Jackson hadn’t played fewer than 16 games since his rookie season of 2012 in Denver. He was adrift at first, he said, calling rehabbing an injury, away from most of the team, “an eye-opening experience.”

“Nobody wants to be on IR, especially the whole year, for the first time. It was a lot,” he said. “But I learned a lot, about myself and I’m ready to come back next year stronger.”

Jackson came to the Eagles off a disappointing season with the Jaguars, in which he was benched.

“To go through what I went through with Jacksonville last year, and then to sit here, it [stinks]. But the city’s been real nice to me, the team’s real good to me,” Jackson said. “Just got to come back and be who I know I am. It’s no pressure, but it’s really a lot of excitement.”
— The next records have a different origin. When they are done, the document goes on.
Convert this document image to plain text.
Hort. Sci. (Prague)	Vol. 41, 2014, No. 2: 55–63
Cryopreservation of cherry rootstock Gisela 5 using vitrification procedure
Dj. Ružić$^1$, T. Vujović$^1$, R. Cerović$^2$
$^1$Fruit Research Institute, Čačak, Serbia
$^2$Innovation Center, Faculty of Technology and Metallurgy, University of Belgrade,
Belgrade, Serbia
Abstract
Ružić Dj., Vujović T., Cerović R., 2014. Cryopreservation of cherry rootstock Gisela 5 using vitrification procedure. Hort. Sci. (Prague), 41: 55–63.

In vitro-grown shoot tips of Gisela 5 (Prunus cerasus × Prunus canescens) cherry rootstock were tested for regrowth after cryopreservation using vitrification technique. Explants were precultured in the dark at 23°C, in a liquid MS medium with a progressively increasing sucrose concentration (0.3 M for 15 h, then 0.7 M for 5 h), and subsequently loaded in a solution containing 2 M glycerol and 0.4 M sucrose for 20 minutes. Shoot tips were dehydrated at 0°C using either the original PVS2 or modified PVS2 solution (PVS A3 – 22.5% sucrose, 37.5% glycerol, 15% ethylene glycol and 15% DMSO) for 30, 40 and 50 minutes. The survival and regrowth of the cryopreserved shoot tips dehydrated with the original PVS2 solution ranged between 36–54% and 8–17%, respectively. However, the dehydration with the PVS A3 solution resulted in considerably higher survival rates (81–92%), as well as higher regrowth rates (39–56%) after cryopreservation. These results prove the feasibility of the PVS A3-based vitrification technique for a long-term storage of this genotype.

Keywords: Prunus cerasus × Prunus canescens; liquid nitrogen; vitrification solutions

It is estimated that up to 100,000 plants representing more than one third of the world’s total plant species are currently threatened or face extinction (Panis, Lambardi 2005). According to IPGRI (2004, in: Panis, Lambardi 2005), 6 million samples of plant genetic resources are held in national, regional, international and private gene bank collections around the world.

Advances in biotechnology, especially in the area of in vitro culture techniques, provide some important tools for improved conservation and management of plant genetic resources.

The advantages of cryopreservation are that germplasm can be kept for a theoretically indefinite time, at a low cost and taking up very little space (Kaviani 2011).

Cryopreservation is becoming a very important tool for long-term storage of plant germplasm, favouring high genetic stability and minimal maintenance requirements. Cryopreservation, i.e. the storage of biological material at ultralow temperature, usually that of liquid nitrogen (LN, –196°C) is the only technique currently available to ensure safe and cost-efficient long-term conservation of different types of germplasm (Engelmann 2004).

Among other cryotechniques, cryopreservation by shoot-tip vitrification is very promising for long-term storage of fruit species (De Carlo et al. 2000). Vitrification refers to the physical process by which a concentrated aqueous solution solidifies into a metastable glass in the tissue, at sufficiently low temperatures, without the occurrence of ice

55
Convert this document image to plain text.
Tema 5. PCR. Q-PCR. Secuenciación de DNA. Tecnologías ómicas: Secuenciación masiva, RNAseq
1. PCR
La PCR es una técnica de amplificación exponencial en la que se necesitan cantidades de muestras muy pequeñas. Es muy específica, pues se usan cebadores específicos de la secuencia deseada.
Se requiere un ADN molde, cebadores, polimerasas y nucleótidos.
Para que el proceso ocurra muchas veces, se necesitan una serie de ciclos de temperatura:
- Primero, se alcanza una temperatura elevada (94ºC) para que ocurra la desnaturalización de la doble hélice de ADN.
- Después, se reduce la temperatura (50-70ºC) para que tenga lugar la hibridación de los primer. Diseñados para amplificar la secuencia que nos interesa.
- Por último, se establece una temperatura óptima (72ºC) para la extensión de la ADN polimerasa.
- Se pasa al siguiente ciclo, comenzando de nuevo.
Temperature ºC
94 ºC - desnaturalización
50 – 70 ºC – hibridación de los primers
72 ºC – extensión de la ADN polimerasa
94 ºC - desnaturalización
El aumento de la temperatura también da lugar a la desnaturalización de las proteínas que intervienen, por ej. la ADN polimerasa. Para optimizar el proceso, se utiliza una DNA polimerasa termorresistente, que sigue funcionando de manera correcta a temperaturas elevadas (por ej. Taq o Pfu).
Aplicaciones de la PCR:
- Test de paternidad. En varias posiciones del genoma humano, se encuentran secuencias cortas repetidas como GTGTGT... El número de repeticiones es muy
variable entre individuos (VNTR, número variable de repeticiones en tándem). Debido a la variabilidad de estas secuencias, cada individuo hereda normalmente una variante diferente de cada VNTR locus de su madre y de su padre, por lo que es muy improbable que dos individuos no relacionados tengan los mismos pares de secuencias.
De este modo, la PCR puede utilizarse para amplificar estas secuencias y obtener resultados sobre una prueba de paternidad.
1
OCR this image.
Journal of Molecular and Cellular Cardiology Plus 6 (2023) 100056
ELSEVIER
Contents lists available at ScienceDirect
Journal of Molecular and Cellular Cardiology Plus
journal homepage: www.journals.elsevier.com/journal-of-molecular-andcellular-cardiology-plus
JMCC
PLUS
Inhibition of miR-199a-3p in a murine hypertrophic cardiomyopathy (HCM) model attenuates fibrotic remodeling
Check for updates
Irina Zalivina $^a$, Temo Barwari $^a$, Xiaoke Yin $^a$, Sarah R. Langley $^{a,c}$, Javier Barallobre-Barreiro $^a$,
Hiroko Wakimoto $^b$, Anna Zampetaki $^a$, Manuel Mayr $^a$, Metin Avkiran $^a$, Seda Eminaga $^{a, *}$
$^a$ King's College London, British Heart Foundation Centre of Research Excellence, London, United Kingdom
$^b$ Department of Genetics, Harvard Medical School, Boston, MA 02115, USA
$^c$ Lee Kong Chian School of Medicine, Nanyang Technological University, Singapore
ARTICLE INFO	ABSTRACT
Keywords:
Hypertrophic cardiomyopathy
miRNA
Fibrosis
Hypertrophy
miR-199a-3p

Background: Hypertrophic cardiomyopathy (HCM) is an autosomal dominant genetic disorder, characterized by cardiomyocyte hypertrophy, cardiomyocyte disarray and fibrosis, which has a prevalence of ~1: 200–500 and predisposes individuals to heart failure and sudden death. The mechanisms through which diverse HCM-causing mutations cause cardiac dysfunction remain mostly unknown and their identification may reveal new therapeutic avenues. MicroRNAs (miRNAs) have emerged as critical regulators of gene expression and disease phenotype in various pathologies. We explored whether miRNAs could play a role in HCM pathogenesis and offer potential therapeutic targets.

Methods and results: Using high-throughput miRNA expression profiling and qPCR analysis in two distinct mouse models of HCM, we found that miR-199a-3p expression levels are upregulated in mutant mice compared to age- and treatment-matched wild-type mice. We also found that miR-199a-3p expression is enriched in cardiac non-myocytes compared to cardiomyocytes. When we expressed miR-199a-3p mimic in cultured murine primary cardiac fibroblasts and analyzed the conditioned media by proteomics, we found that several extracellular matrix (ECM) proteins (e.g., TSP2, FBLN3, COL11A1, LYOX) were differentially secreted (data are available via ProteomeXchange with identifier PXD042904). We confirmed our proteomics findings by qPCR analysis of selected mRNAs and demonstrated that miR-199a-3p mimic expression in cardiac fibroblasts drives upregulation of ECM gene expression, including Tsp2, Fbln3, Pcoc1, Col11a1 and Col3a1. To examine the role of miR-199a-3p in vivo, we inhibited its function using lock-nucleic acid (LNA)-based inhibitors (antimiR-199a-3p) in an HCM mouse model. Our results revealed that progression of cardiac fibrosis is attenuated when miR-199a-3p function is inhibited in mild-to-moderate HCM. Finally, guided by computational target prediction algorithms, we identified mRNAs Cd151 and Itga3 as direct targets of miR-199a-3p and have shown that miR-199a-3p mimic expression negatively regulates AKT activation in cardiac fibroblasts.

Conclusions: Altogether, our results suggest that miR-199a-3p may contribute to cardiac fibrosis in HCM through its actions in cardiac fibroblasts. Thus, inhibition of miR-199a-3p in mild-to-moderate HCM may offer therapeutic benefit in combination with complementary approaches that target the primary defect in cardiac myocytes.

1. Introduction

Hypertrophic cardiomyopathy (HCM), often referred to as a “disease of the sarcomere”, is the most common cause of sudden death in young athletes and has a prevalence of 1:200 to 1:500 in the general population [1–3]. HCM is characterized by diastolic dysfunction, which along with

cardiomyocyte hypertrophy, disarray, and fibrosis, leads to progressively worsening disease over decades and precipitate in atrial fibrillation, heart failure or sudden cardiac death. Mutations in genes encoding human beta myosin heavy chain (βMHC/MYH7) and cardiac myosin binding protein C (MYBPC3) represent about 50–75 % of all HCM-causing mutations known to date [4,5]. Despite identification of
Jackson said his timeframe for being ready to practice is somewhere between OTAs and training camp. He said his season on the sideline wasn’t a total waste. He did some traveling, discovered he liked art. Went to California for his daughter’s fourth birthday.

Did he feel part of the team, having played only part of one game here?

“I think I was, but there were some things I kind of had to step away from, myself, just to kind of get myself together,” he said. “But the team did a good job of bringing me in. I was here a lot, so I definitely felt like I was a part of the team.”

Jackson said he felt he did get a sense of how the team worked. He said his biggest takeaway was “probably just how well they’re coached. Just being able to step back and look at Coach Pederson and his crew, just from top to bottom. We had a lot of injuries this year, but the coaching was just immaculate.”

Cox was proud of his effort against the Seahawks, in which he forced a fumble and recorded two tackles for a loss. He said he “felt fresh all week.”

But the Eagles sacked Wilson only once, safety Malcolm Jenkins getting him on a blitz. It wasn’t the pass rush anyone envisioned.

“Who was expecting Malik to get hurt in the first game of the season? I don’t think he’d ever missed a game in his career,” Cox said. “It’s just one of those things.”